Lt. Bush flew aboard light carrier San Jacinto (CVL-30), and there are only a couple of photographs of him that show him with a TBM. One shows him and his crew standing next to a TBM tailfin with a dark band and the codes “X2” on it. It is assumed by most historians that this is his plane — Bush himself doesn’t know. Curiously, some reconstructions of his plane show the code “X3” and other “X2” — and others show variations of “X2.”

“X2” itself, however, is a good clue.
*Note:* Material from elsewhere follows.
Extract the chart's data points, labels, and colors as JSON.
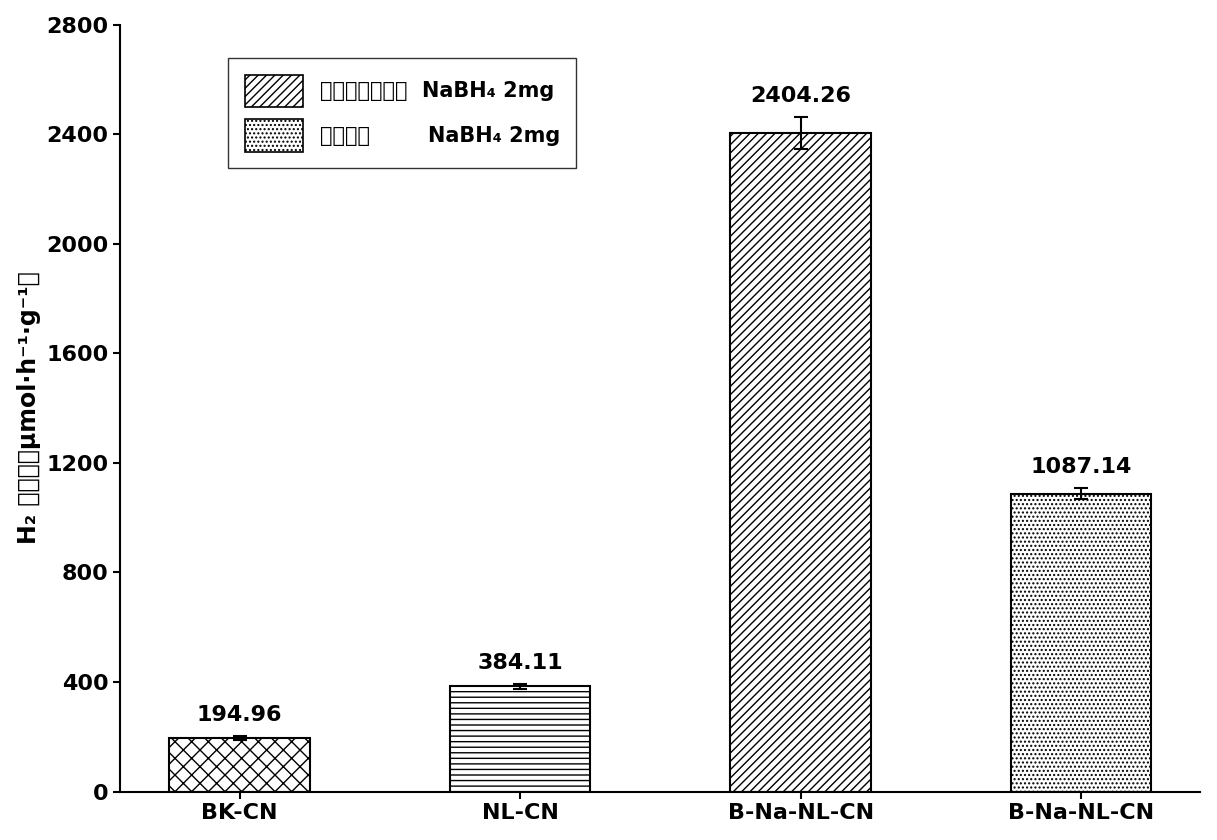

San Jacinto’s ID code during 1944 was the letter X — it later changed to a white square — and if the picture is mid-1944, that means the camouflage pattern on the TBM is almost certainly the three-color graded naval scheme used before they switched to an overall dark blue camouflage.

We get all that just from the letter X. But more photographs or period publications would be even better!

By coincidence, our C-47 also has the letter X in her livery. We knew it from squadron records, and from a fuzzy photograph, but even better, as we carefully sanded down the strata of paint applied over the decades, the shadow of the X appeared, right where we thought it would. Whew!


TBM Bush Barbara III — Clearly one of Bush’s Avengers (it was rare to have personal names on Navy planes) this is Barbara III. It is not known if this is the plane he was shot down in, or if this is X2 of VT-51. What happened to Barbara I and Barbara II?


TBM Bush in cockpit — This closeup of Bush in the cockpit of an Avenger is taken from the squadron scrapbook, and may be a posed picture. It doesn’t give us any information about his aircraft.


TBM Bush X2 — Bush and his crew in front of an Avenger tail marked X2. The dark stripe behind the codes is non-standard, as is the placement of the letters, and we do not know if this is his actual aircraft.


TBM X5 of VT-51 — Another Avenger from VT-51 shows how the camouflage and markings were usually applied aboard USS San Jacinto. We have to assume Bush’s plane was similarly marked.